Décisions de la Cour fédérale

Informations sur la décision

Contenu de la décision


Date : 19981105


Dossier : T-1678-96

ENTRE :


DAIRN OWEN SHANE,


demandeur,


- et -


SA MAJESTÉ LA REINE,


défenderesse.


MOTIFS DE L'ORDONNANCE

LE JUGE WETSTON

[1]      Il s'agit d'une demande par laquelle la défenderesse sollicite une ordonnance radiant la déclaration modifiée parce qu'elle ne révèle aucune cause d'action valable, qu'elle est scandaleuse, frivole ou vexatoire, ou qu'elle risque de nuire à l'instruction équitable de l'action ou de la retarder. Subsidiairement, la défenderesse sollicite une ordonnance enjoignant au demandeur de déposer des précisions supplémentaires dans les 20 jours suivant l'ordonnance prononcée par la Cour relativement à la présente requête et une prorogation du délai de dépôt de la défense.

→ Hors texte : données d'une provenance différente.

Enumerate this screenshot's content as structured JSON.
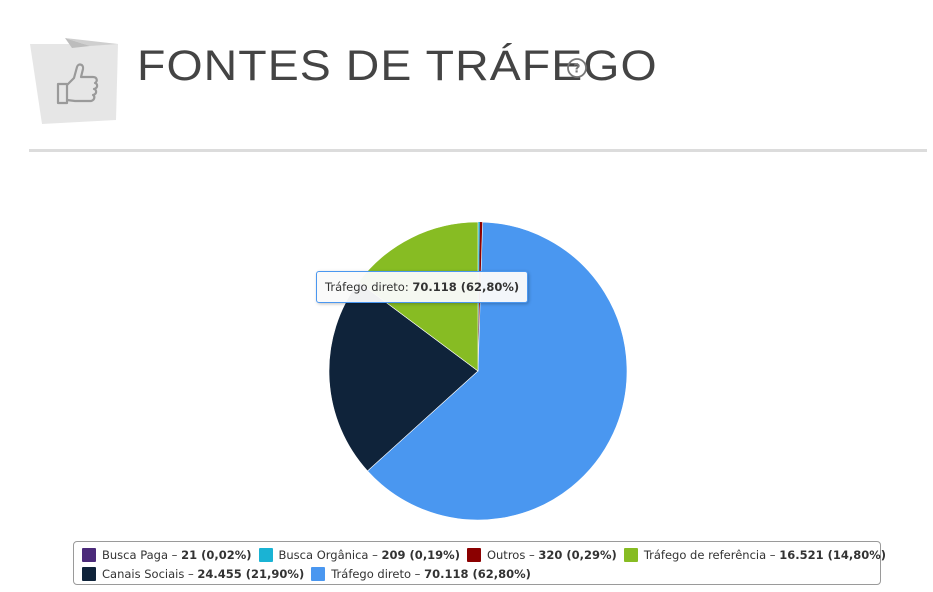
{
  "header": {
    "title": "FONTES DE TRÁFEGO",
    "icon": "thumbs-up-icon",
    "help_icon": "question-circle-icon"
  },
  "tooltip": {
    "label": "Tráfego direto:",
    "value": "70.118 (62,80%)"
  },
  "legend": {
    "rows": [
      [
        {
          "label": "Busca Paga",
          "value": "21 (0,02%)",
          "color": "#4b2a7a"
        },
        {
          "label": "Busca Orgânica",
          "value": "209 (0,19%)",
          "color": "#1ab3d4"
        },
        {
          "label": "Outros",
          "value": "320 (0,29%)",
          "color": "#8b0000"
        },
        {
          "label": "Tráfego de referência",
          "value": "16.521 (14,80%)",
          "color": "#87bc23"
        }
      ],
      [
        {
          "label": "Canais Sociais",
          "value": "24.455 (21,90%)",
          "color": "#0f233a"
        },
        {
          "label": "Tráfego direto",
          "value": "70.118 (62,80%)",
          "color": "#4a97f0"
        }
      ]
    ]
  },
  "chart_data": {
    "type": "pie",
    "categories": [
      "Busca Paga",
      "Busca Orgânica",
      "Outros",
      "Tráfego direto",
      "Canais Sociais",
      "Tráfego de referência"
    ],
    "values": [
      21,
      209,
      320,
      70118,
      24455,
      16521
    ],
    "percent_labels": [
      "0,02%",
      "0,19%",
      "0,29%",
      "62,80%",
      "21,90%",
      "14,80%"
    ],
    "colors": [
      "#4b2a7a",
      "#1ab3d4",
      "#8b0000",
      "#4a97f0",
      "#0f233a",
      "#87bc23"
    ],
    "title": "",
    "legend_position": "bottom",
    "highlighted": "Tráfego direto"
  }
}
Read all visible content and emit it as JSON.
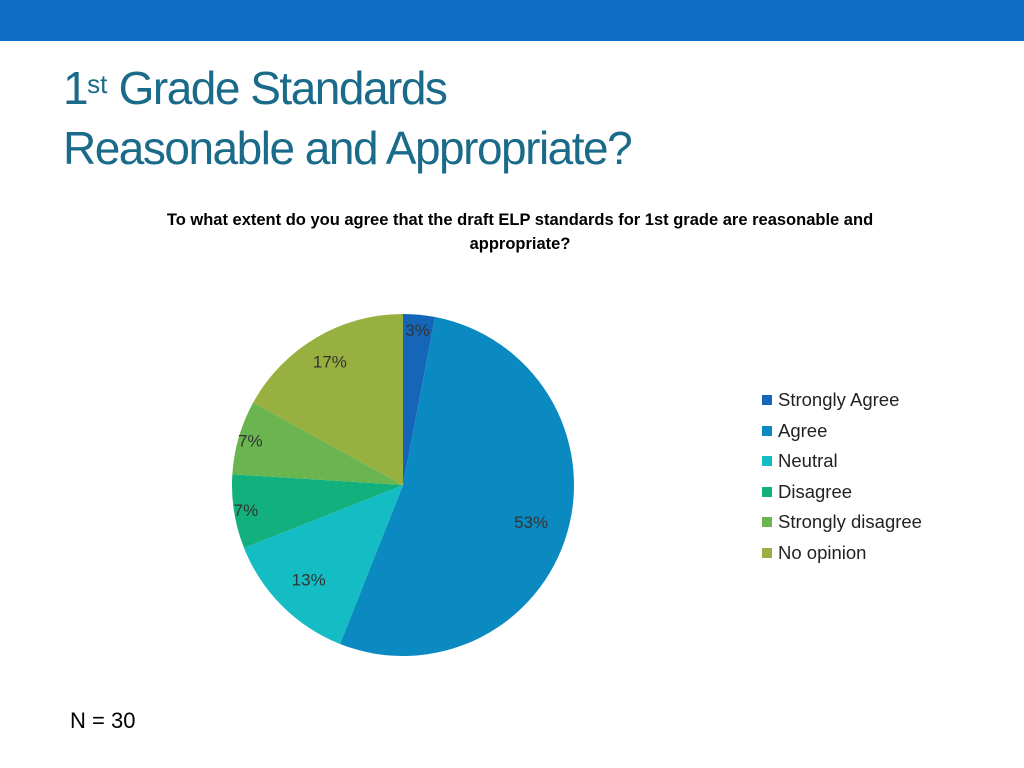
{
  "header": {
    "accent_color": "#0e6ec5"
  },
  "slide": {
    "title_line1_prefix": "1",
    "title_line1_sup": "st",
    "title_line1_rest": " Grade Standards",
    "title_line2": "Reasonable and Appropriate?",
    "title_color": "#1a6a8a"
  },
  "footer": {
    "note": "N = 30"
  },
  "chart_data": {
    "type": "pie",
    "title": "To what extent do you agree that the draft ELP standards for 1st grade are reasonable and appropriate?",
    "categories": [
      "Strongly Agree",
      "Agree",
      "Neutral",
      "Disagree",
      "Strongly disagree",
      "No opinion"
    ],
    "values": [
      3,
      53,
      13,
      7,
      7,
      17
    ],
    "labels": [
      "3%",
      "53%",
      "13%",
      "7%",
      "7%",
      "17%"
    ],
    "colors": [
      "#1565b8",
      "#0a8ac0",
      "#14bcc4",
      "#12b07c",
      "#6ab550",
      "#98b040"
    ],
    "legend_position": "right"
  }
}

[2]      Le demandeur demande essentiellement la réparation suivante dans sa déclaration modifiée :

         [Traduction] a) Un jugement déclaratoire portant que le défaut du gouvernement du Canada d'édicter des dispositions législatives visant à empêcher les citoyens ou les sociétés privées de demander ou d'utiliser le numéro d'assurance sociale d'autres citoyens pour quelque raison que ce soit, sauf en qualité de mandataire autorisé du gouvernement du Canada, équivaut à la prise de mesures législatives par le gouvernement du Canada en vue de permettre pareille demande ou utilisation et peut donc être contesté parce que contraire à la Charte des droits et libertés (la Charte).         
         b) Un jugement déclaratoire portant qu'il est interdit aux citoyens de demander et d'utiliser les numéros d'assurance sociale parce que pareille demande ou utilisation porte atteinte aux droits que les articles 7 et 8 de la Charte garantissent aux citoyens.         
         c) Subsidiairement, un jugement déclaratoire portant que les articles 138 à 141 de la Loi sur l'assurance-chômage et le règlement 89 du Règlement sur l'assurance-chômage contreviennent aux articles 7 et 8 de la Charte, et sont donc inopérants par application du paragraphe 52(1) de la Charte, parce que l'utilisation par l'entreprise privée de numéros d'assurance sociale, sans que le gouvernement du Canada l'autorise à titre d'utilisation à des fins gouvernementales légitimes, découle de la création des numéros d'assurance sociale.         
         d) Subsidiairement, un jugement déclaratoire portant que le gouvernement du Canada a manqué et continue de manquer à l'obligation fiduciaire qui lui incomberait de protéger les renseignements recueillis ou rattachés au numéro d'assurance sociale en vertu de la Loi sur la protection des renseignements personnels, dans la mesure où le gouvernement du Canada n'a pris aucune mesure pour empêcher l'utilisation du numéro d'assurance sociale par l'entreprise privée, ce qui augmenterait le risque que des renseignements confidentiels soient révélés.         

[3]      Dans une lettre datée du 29 août 1996, la défenderesse a demandé des précisions supplémentaires sur la déclaration, mais le demandeur, M. Shane, a indiqué qu'il n'avait pas l'intention d'accéder à la demande de précisions de la défenderesse.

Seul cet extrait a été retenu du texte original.